Liberalisierung mit Chancen und Risiken
Als Ergebnis meiner Beschreibung der Veränderung von Gemeinschaft in der modernen Gesellschaft halte ich fest: Wenn der Begriff der Gemeinschaft nicht auf eine von starken Beziehungen und einem klaren gemeinsamen Nenner geprägte Kleingruppe reduziert wird, sondern mithilfe des sozialen Netzwerkgedankens erweitert wird, dann erweist sich die Diagnose vom Verlust der Gemeinschaft in der modernen Gesellschaft als unzulässige Vereinfachung. Vielmehr muss von Liberalisierung von Gemeinschaft gesprochen werden, die Risiken, aber auch Chancen enthält.

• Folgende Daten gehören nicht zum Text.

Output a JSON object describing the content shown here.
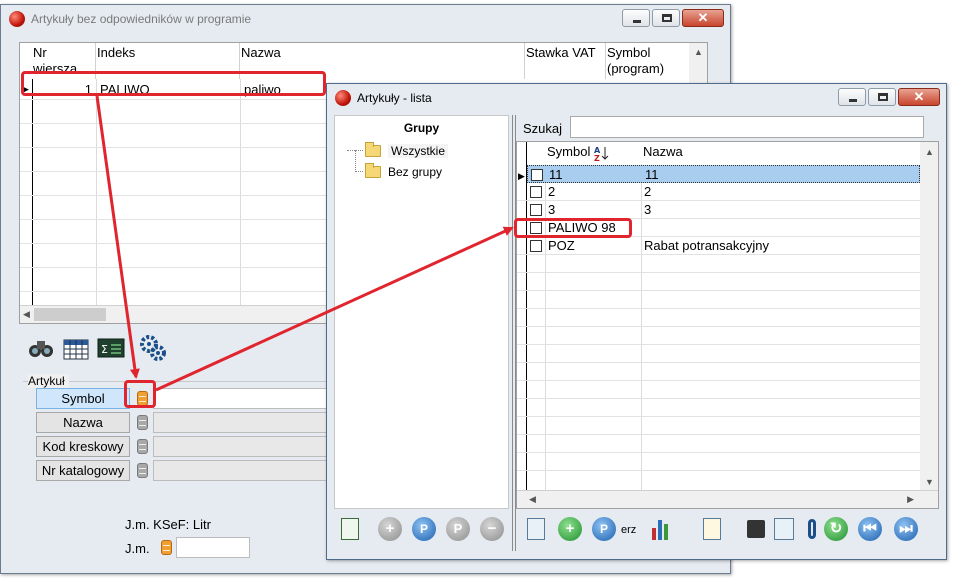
{
  "window1": {
    "title": "Artykuły bez odpowiedników w programie",
    "columns": [
      "Nr wiersza",
      "Indeks",
      "Nazwa",
      "Stawka VAT",
      "Symbol (program)"
    ],
    "rows": [
      {
        "nr": "1",
        "indeks": "PALIWO",
        "nazwa": "paliwo"
      }
    ],
    "tools": [
      "binoculars-icon",
      "table-icon",
      "formula-icon",
      "settings-icon"
    ],
    "group_label": "Artykuł",
    "fields": {
      "symbol": "Symbol",
      "nazwa": "Nazwa",
      "kod_kreskowy": "Kod kreskowy",
      "nr_katalogowy": "Nr katalogowy"
    },
    "jm_ksef": "J.m. KSeF: Litr",
    "jm_label": "J.m."
  },
  "window2": {
    "title": "Artykuły - lista",
    "groups_header": "Grupy",
    "groups": [
      "Wszystkie",
      "Bez grupy"
    ],
    "search_label": "Szukaj",
    "search_value": "",
    "columns": [
      "Symbol",
      "Nazwa"
    ],
    "sort_icon": "AZ",
    "rows": [
      {
        "symbol": "11",
        "nazwa": "11",
        "selected": true
      },
      {
        "symbol": "2",
        "nazwa": "2",
        "selected": false
      },
      {
        "symbol": "3",
        "nazwa": "3",
        "selected": false
      },
      {
        "symbol": "PALIWO 98",
        "nazwa": "",
        "selected": false
      },
      {
        "symbol": "POZ",
        "nazwa": "Rabat potransakcyjny",
        "selected": false
      }
    ],
    "toolbar_text": "erz"
  },
  "colors": {
    "annotation": "#e0252f",
    "selection": "#a9cdee",
    "active_field": "#cfe6fb"
  }
}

Für die Kirche der Zukunft – so meine These – ist die konstruktive Gestaltung dieser Liberalisierung von Gemeinschaft von entscheidender Bedeutung. Dazu hilft es nicht, alten Zeiten nachzutrauern und den Verlust einer kirchlichen Prägekraft zu beklagen, die allzu oft auf einer unhinterfragten, mehr auf staatliche Privilegien als auf innerer Überzeugungskraft beruhenden gesellschaftlichen Dominanz gründete.
Die Kirche hat vielmehr allen Grund, Individualisierung, Pluralisierung und Gegenseitigkeitsorientierung zu bejahen und das Evangelium im Lichte der damit beschriebenen gesellschaftlichen Entwicklungen neu zur Geltung zu bringen. Es wird sich zeigen – das ist meine feste Überzeugung –, dass die Kirche damit etwas in die moderne Zivilgesellschaft einbringen kann, was dieser Zivilgesellschaft nicht nur nicht fremd ist, sondern was ihr geradezu zum Lebenselixier werden kann.

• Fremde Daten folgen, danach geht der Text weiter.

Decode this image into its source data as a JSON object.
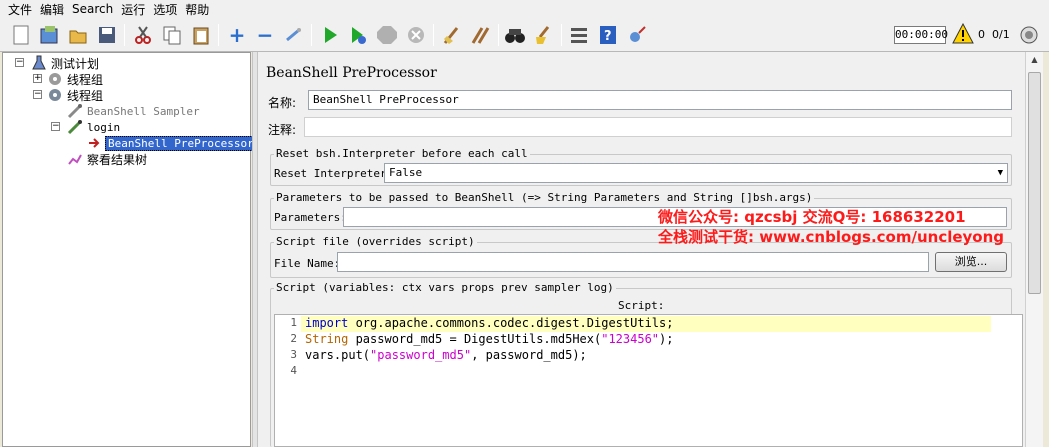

Die kulturelle Kraft des Christentums und der Kirche liegt nicht in der Anpassung an die Verhältnisse, sondern in ihrer Rolle als öffentliche Kirche in der Zivilgesellschaft. Am Ende sind es nicht strategische Überlegungen zur Mitgliederbindung, Public-Relation-Programme oder ein effektiver Apparat, die über die Zukunft der Kirche entscheiden, so sehr das alles seinen guten Sinn hat. Am Ende ist es die Authentizität der Kirche, die den entscheidenden Unterschied bedeutet.
Eine solche authentische Kirche, eine Kirche, die ausstrahlt, wovon sie spricht, kann dieses kraftvolle Bild tatsächlich neu wahr werden lassen, das Jesus uns mit auf den Weg gegeben hat und das – das ist vielleicht das Wichtigste – er uns zuspricht und das er uns zutraut: Ihr seid das Salz der Erde, ihr seid das Licht der Welt!